Wet Hands Spread More Germs
How Wet Skin Is Able To Preserve And Transmit Bacteria
Washing your hands is one thing, but not enough people understand the risks of failing to dry your hands thoroughly too.
We all know that washing your hands is essential after going to the toilet, before preparing food and ideally after you’ve travelled on public transport. Using the bathroom as an example, a toilet bowl can harbour as many as 3.2 million bacteria per square inch, making it the perfect home for treats like salmonella, E. coli and staphylococci to fester in. When toilet splashback occurs, or someone touches the toilet seat to close or raise the lid, it’s very easy for these germs to be transmitted onto the skin. Seconds later and they’re spread all over the toilet flush, followed by the cubicle door handle. Whilst most people make some sort of an effort to rinse their hands, few know about the importance of drying their hands thoroughly, as research points to wet hands spreading germs.

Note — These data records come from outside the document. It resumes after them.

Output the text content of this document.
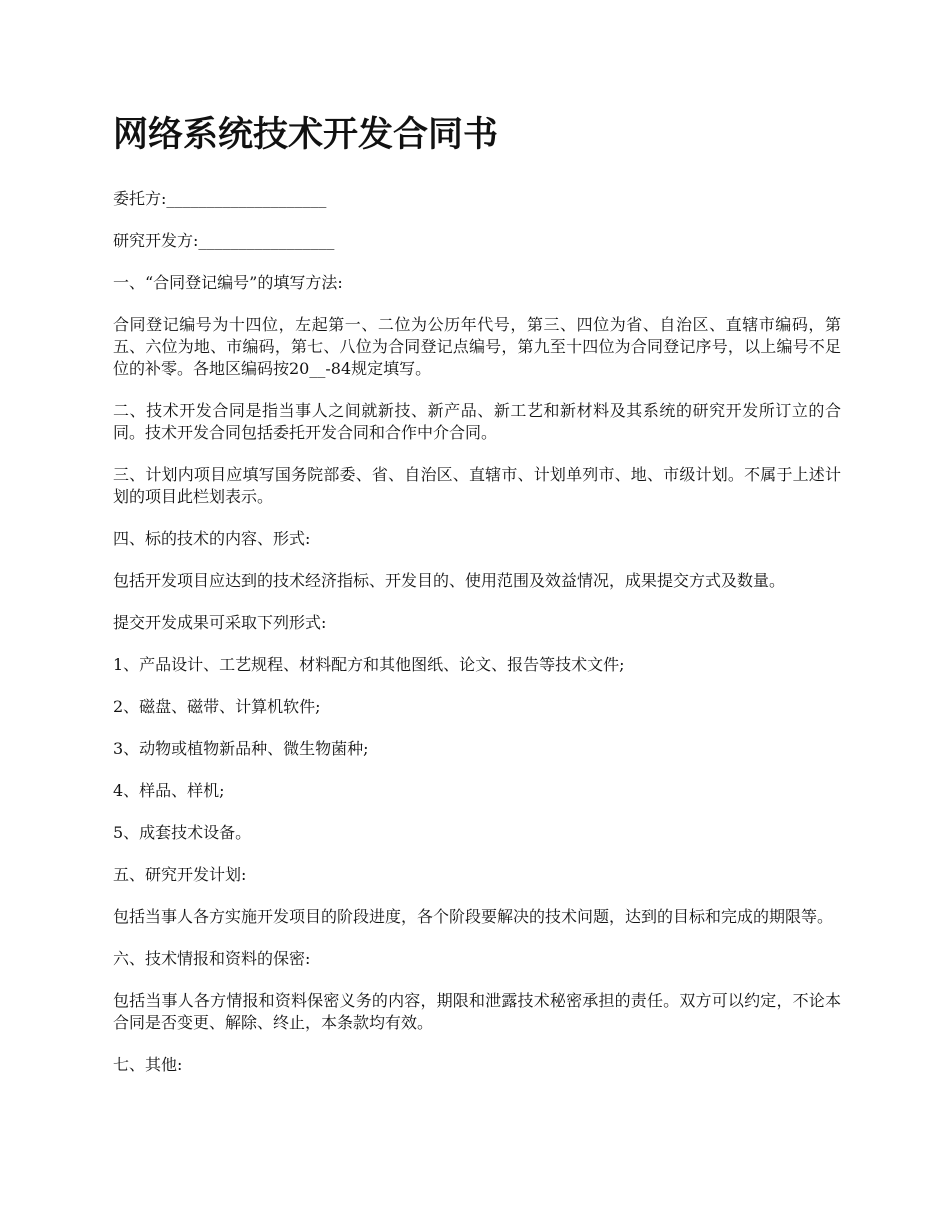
网络系统技术开发合同书

委托方:____________________

研究开发方:_________________

一、“合同登记编号”的填写方法:

合同登记编号为十四位，左起第一、二位为公历年代号，第三、四位为省、自治区、直辖市编码，第五、六位为地、市编码，第七、八位为合同登记点编号，第九至十四位为合同登记序号，以上编号不足位的补零。各地区编码按20__-84规定填写。

二、技术开发合同是指当事人之间就新技、新产品、新工艺和新材料及其系统的研究开发所订立的合同。技术开发合同包括委托开发合同和合作中介合同。

三、计划内项目应填写国务院部委、省、自治区、直辖市、计划单列市、地、市级计划。不属于上述计划的项目此栏划表示。

四、标的技术的内容、形式:

包括开发项目应达到的技术经济指标、开发目的、使用范围及效益情况，成果提交方式及数量。

提交开发成果可采取下列形式:

1、产品设计、工艺规程、材料配方和其他图纸、论文、报告等技术文件;

2、磁盘、磁带、计算机软件;

3、动物或植物新品种、微生物菌种;

4、样品、样机;

5、成套技术设备。

五、研究开发计划:

包括当事人各方实施开发项目的阶段进度，各个阶段要解决的技术问题，达到的目标和完成的期限等。

六、技术情报和资料的保密:

包括当事人各方情报和资料保密义务的内容，期限和泄露技术秘密承担的责任。双方可以约定，不论本合同是否变更、解除、终止，本条款均有效。

七、其他:
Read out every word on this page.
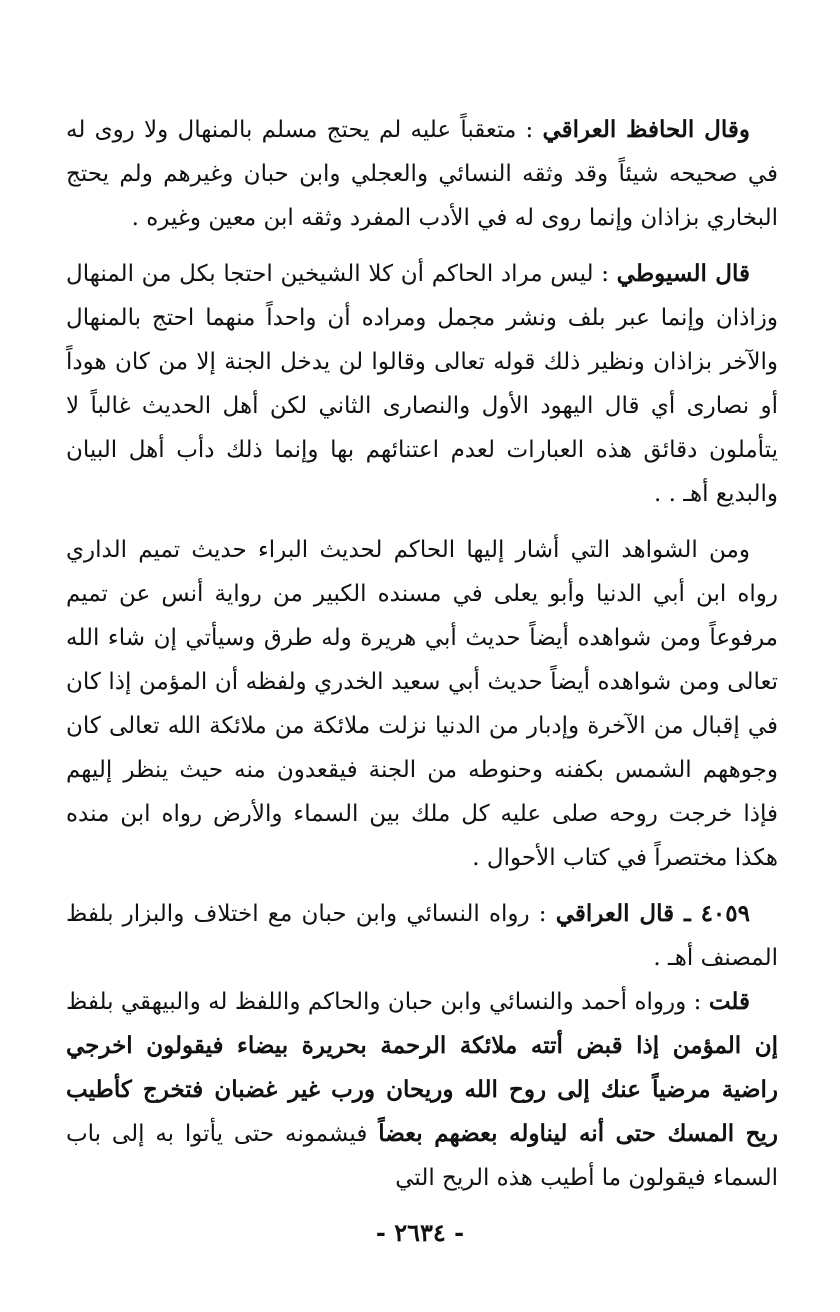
وقال الحافظ العراقي : متعقباً عليه لم يحتج مسلم بالمنهال ولا روى له في صحيحه شيئاً وقد وثقه النسائي والعجلي وابن حبان وغيرهم ولم يحتج البخاري بزاذان وإنما روى له في الأدب المفرد وثقه ابن معين وغيره .

قال السيوطي : ليس مراد الحاكم أن كلا الشيخين احتجا بكل من المنهال وزاذان وإنما عبر بلف ونشر مجمل ومراده أن واحداً منهما احتج بالمنهال والآخر بزاذان ونظير ذلك قوله تعالى وقالوا لن يدخل الجنة إلا من كان هوداً أو نصارى أي قال اليهود الأول والنصارى الثاني لكن أهل الحديث غالباً لا يتأملون دقائق هذه العبارات لعدم اعتنائهم بها وإنما ذلك دأب أهل البيان والبديع أهـ . .

ومن الشواهد التي أشار إليها الحاكم لحديث البراء حديث تميم الداري رواه ابن أبي الدنيا وأبو يعلى في مسنده الكبير من رواية أنس عن تميم مرفوعاً ومن شواهده أيضاً حديث أبي هريرة وله طرق وسيأتي إن شاء الله تعالى ومن شواهده أيضاً حديث أبي سعيد الخدري ولفظه أن المؤمن إذا كان في إقبال من الآخرة وإدبار من الدنيا نزلت ملائكة من ملائكة الله تعالى كان وجوههم الشمس بكفنه وحنوطه من الجنة فيقعدون منه حيث ينظر إليهم فإذا خرجت روحه صلى عليه كل ملك بين السماء والأرض رواه ابن منده هكذا مختصراً في كتاب الأحوال .

٤٠٥٩ ـ قال العراقي : رواه النسائي وابن حبان مع اختلاف والبزار بلفظ المصنف أهـ .

قلت : ورواه أحمد والنسائي وابن حبان والحاكم واللفظ له والبيهقي بلفظ إن المؤمن إذا قبض أتته ملائكة الرحمة بحريرة بيضاء فيقولون اخرجي راضية مرضياً عنك إلى روح الله وريحان ورب غير غضبان فتخرج كأطيب ريح المسك حتى أنه ليناوله بعضهم بعضاً فيشمونه حتى يأتوا به إلى باب السماء فيقولون ما أطيب هذه الريح التي

- ٢٦٣٤ -
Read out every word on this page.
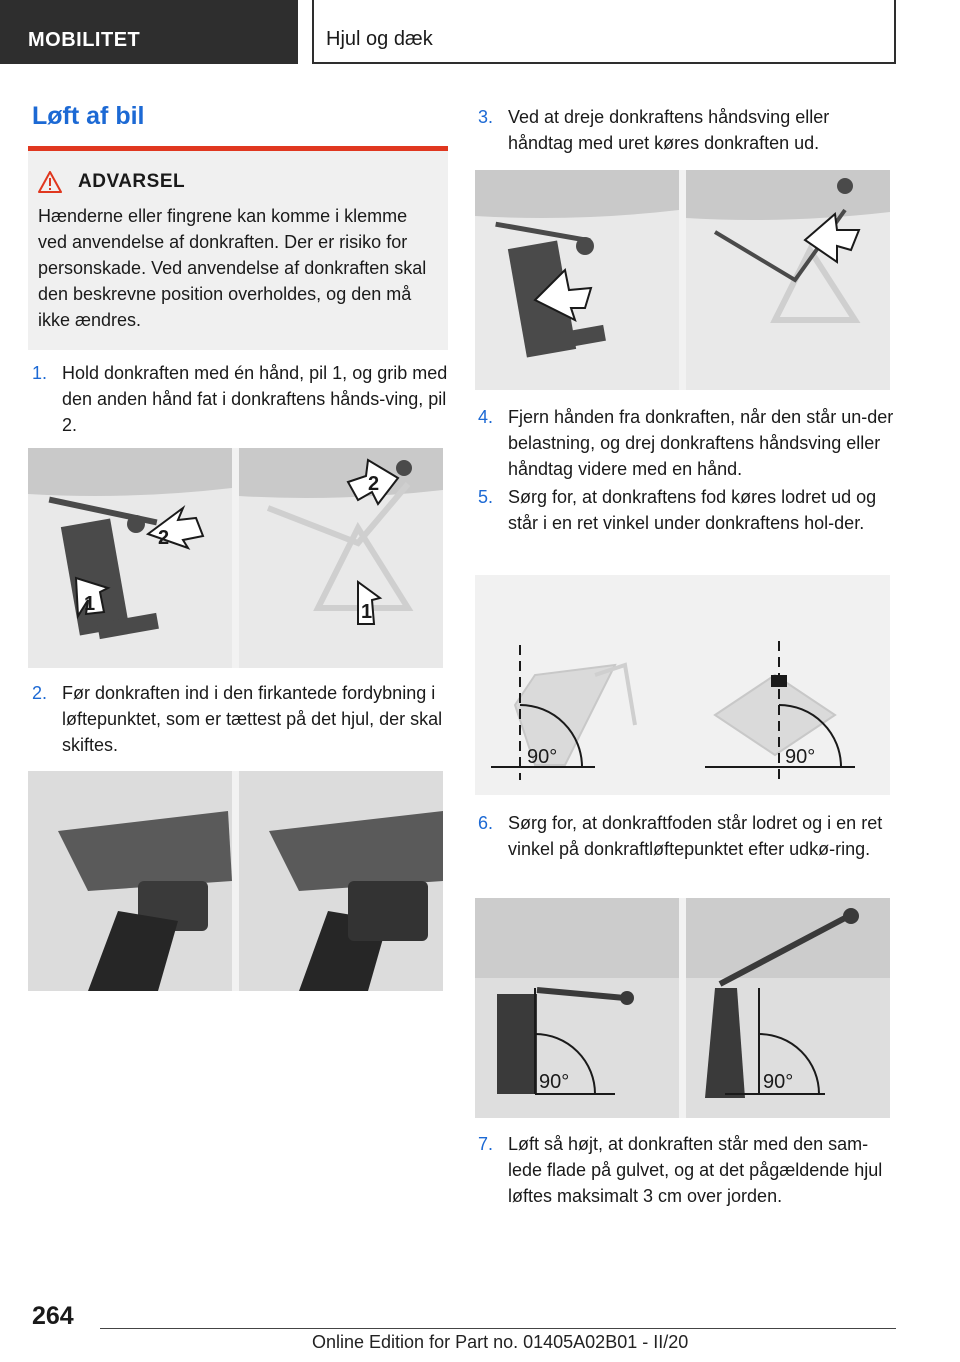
MOBILITET	Hjul og dæk
Løft af bil
ADVARSEL
Hænderne eller fingrene kan komme i klemme ved anvendelse af donkraften. Der er risiko for personskade. Ved anvendelse af donkraften skal den beskrevne position overholdes, og den må ikke ændres.
1. Hold donkraften med én hånd, pil 1, og grib med den anden hånd fat i donkraftens hånds‐ving, pil 2.
2
1
2
1
2. Før donkraften ind i den firkantede fordybning i løftepunktet, som er tættest på det hjul, der skal skiftes.
3. Ved at dreje donkraftens håndsving eller håndtag med uret køres donkraften ud.
4. Fjern hånden fra donkraften, når den står un‐der belastning, og drej donkraftens håndsving eller håndtag videre med en hånd.
5. Sørg for, at donkraftens fod køres lodret ud og står i en ret vinkel under donkraftens hol‐der.
90°	90°
6. Sørg for, at donkraftfoden står lodret og i en ret vinkel på donkraftløftepunktet efter udkø‐ring.
90°	90°
7. Løft så højt, at donkraften står med den sam‐lede flade på gulvet, og at det pågældende hjul løftes maksimalt 3 cm over jorden.
264
Online Edition for Part no. 01405A02B01 - II/20
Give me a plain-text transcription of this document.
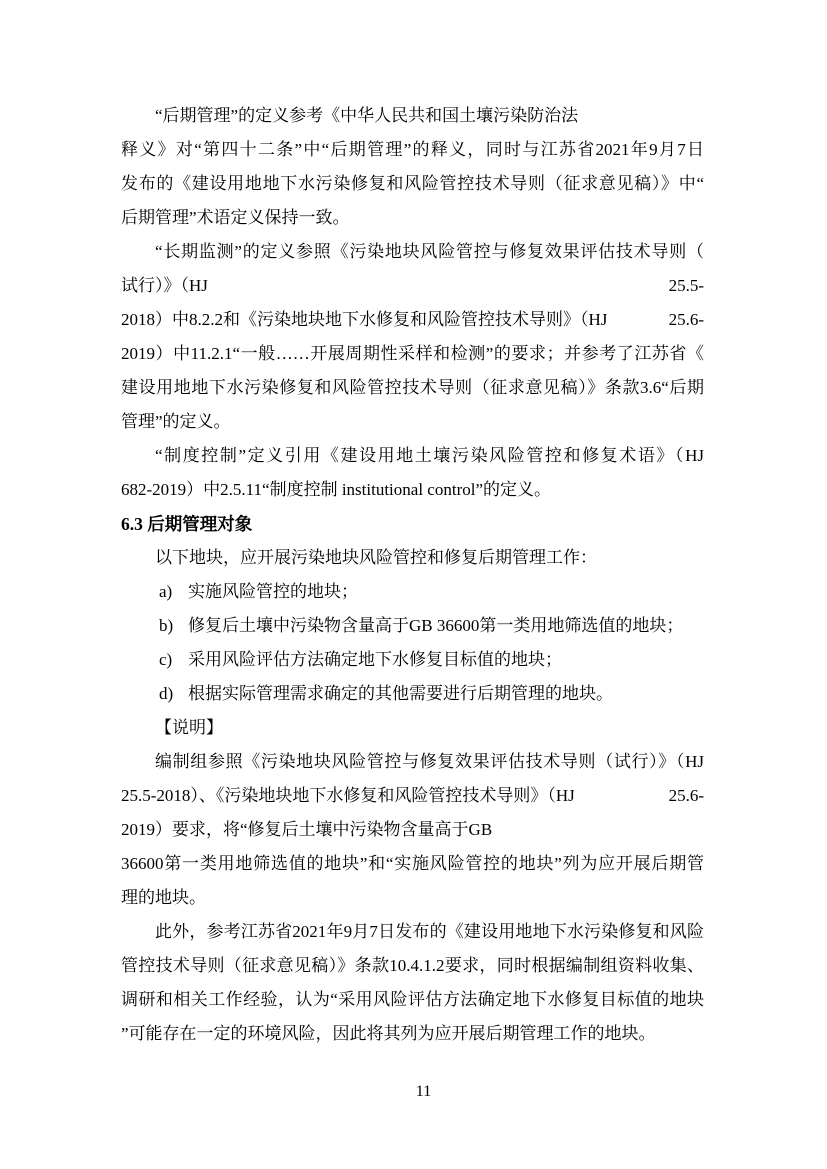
“后期管理”的定义参考《中华人民共和国土壤污染防治法
释义》对“第四十二条”中“后期管理”的释义，同时与江苏省2021年9月7日
发布的《建设用地地下水污染修复和风险管控技术导则（征求意见稿）》中“
后期管理”术语定义保持一致。
“长期监测”的定义参照《污染地块风险管控与修复效果评估技术导则（
试行）》（HJ	25.5-
2018）中8.2.2和《污染地块地下水修复和风险管控技术导则》（HJ	25.6-
2019）中11.2.1“一般……开展周期性采样和检测”的要求；并参考了江苏省《
建设用地地下水污染修复和风险管控技术导则（征求意见稿）》条款3.6“后期
管理”的定义。
“制度控制”定义引用《建设用地土壤污染风险管控和修复术语》（HJ
682-2019）中2.5.11“制度控制 institutional control”的定义。
6.3 后期管理对象
以下地块，应开展污染地块风险管控和修复后期管理工作：
a) 实施风险管控的地块；
b) 修复后土壤中污染物含量高于GB 36600第一类用地筛选值的地块；
c) 采用风险评估方法确定地下水修复目标值的地块；
d) 根据实际管理需求确定的其他需要进行后期管理的地块。
【说明】
编制组参照《污染地块风险管控与修复效果评估技术导则（试行）》（HJ
25.5-2018）、《污染地块地下水修复和风险管控技术导则》（HJ	25.6-
2019）要求，将“修复后土壤中污染物含量高于GB
36600第一类用地筛选值的地块”和“实施风险管控的地块”列为应开展后期管
理的地块。
此外，参考江苏省2021年9月7日发布的《建设用地地下水污染修复和风险
管控技术导则（征求意见稿）》条款10.4.1.2要求，同时根据编制组资料收集、
调研和相关工作经验，认为“采用风险评估方法确定地下水修复目标值的地块
”可能存在一定的环境风险，因此将其列为应开展后期管理工作的地块。
11
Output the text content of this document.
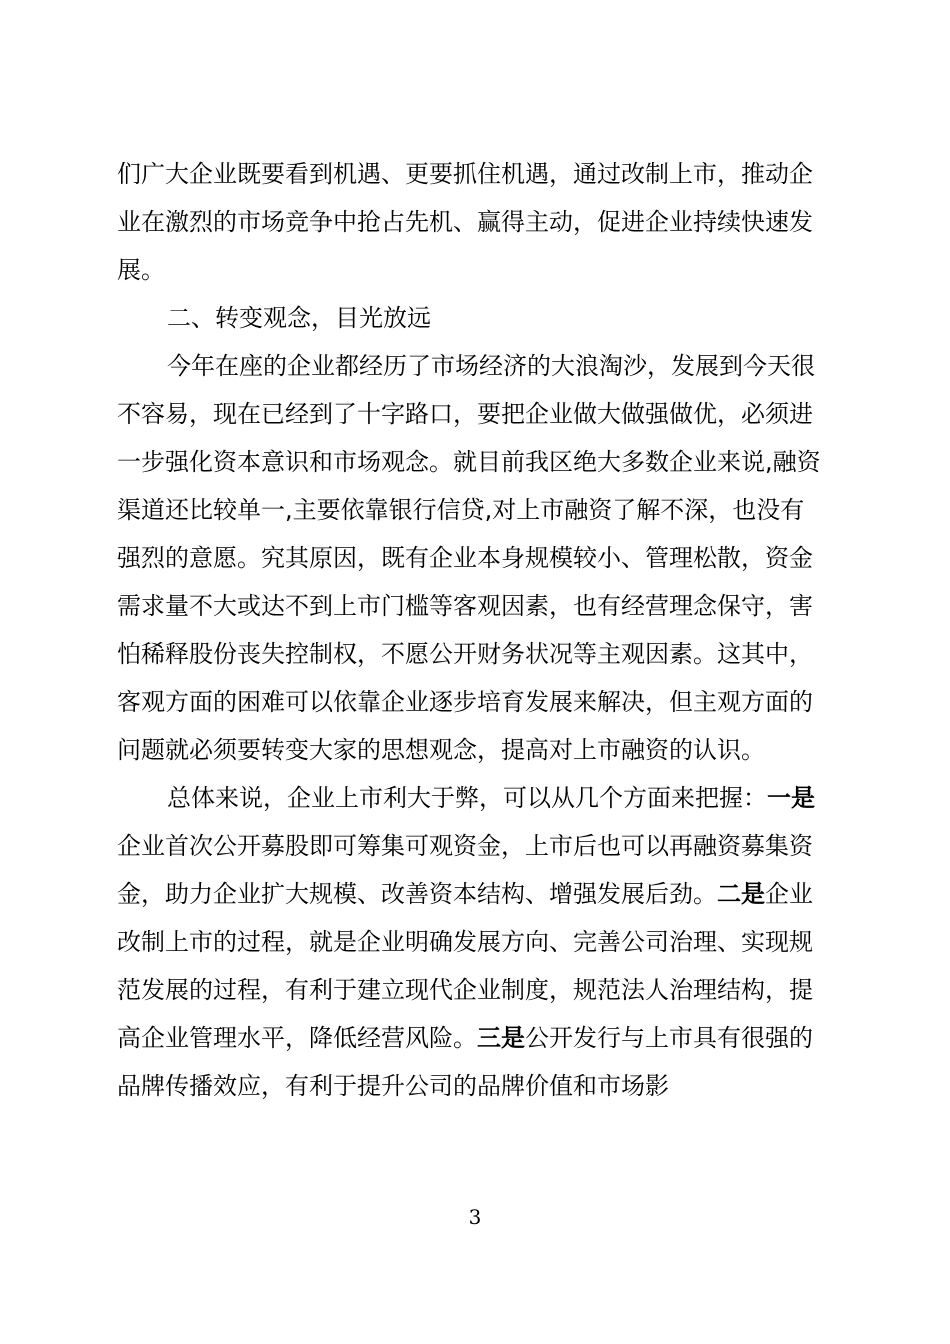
们广大企业既要看到机遇、更要抓住机遇，通过改制上市，推动企
业在激烈的市场竞争中抢占先机、赢得主动，促进企业持续快速发
展。
二、转变观念，目光放远
今年在座的企业都经历了市场经济的大浪淘沙，发展到今天很
不容易，现在已经到了十字路口，要把企业做大做强做优，必须进
一步强化资本意识和市场观念。就目前我区绝大多数企业来说,融资
渠道还比较单一,主要依靠银行信贷,对上市融资了解不深，也没有
强烈的意愿。究其原因，既有企业本身规模较小、管理松散，资金
需求量不大或达不到上市门槛等客观因素，也有经营理念保守，害
怕稀释股份丧失控制权，不愿公开财务状况等主观因素。这其中，
客观方面的困难可以依靠企业逐步培育发展来解决，但主观方面的
问题就必须要转变大家的思想观念，提高对上市融资的认识。
总体来说，企业上市利大于弊，可以从几个方面来把握：一是
企业首次公开募股即可筹集可观资金，上市后也可以再融资募集资
金，助力企业扩大规模、改善资本结构、增强发展后劲。二是企业
改制上市的过程，就是企业明确发展方向、完善公司治理、实现规
范发展的过程，有利于建立现代企业制度，规范法人治理结构，提
高企业管理水平，降低经营风险。三是公开发行与上市具有很强的
品牌传播效应，有利于提升公司的品牌价值和市场影
3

Why Drying Your Hands Is Important
Wet hands after washing is not just something that feels unpleasant, it can significantly impact the effectiveness of bacteria removal, which has been your aim when washing in the first place. A University of Bradford study was published in the Journal of Applied Microbiology – Anna Snelling, lead researcher on the project, and expert in infection control and microbiology explains, “Good hand hygiene should include drying hands thoroughly and not just washing”.
The amount of moisture on the skin, usually the hands, considerably effects the amount of bacterial transfer to surfaces or items that you touch after exposure to germs. The research proves that bacteria is kept in its original physiological state when locked inside droplets of moisture, which allows it to thrive in the new environment it’s transferred to.
But worse still, if you wash your hands repeatedly throughout the day and fail to dry them sufficiently, then skin excoriation can occur which allows higher populations of bacteria to colonise on the skin, exacerbating the issue. This is particularly problematic in some workforces where hand washing must be carried out frequently as part of your job, for example those in the medical industry who must attend to patients regularly.
Effective Washing And Drying Techniques
When washing your hands, make sure you use a warm temperature of water and leave them under the tap of a minimum of 30 seconds – roughly the length of time it takes to sing the Happy Birthday song twice. If you’re washing your hands in the workplace, your washroom should be equipped with features which promote positive hygiene, and soap dispensers are one of the most important inclusions in a clean communal toilet facility.
Never be tempted to drip-dry your hands, even if you’re in a rush. Modern washroom hand dryers are extremely quick, thorough and eco-friendly, so there’s no excuse not to reduce the bacteria population on your skin by giving your hands a good blitz. However, it’s important not to rub your hands together, nor should you do this if using paper towels, as this technique can help to embed bacteria further into your epidermis. Simply leave them under the dryer, turn over so that back and front are exposed to the rush of air and then move away when dry.
Once finished, you can carry on about your day, making use of hand sanitiser if you wish, but being aware that it’s never a substitute for clean and thoroughly dried hands.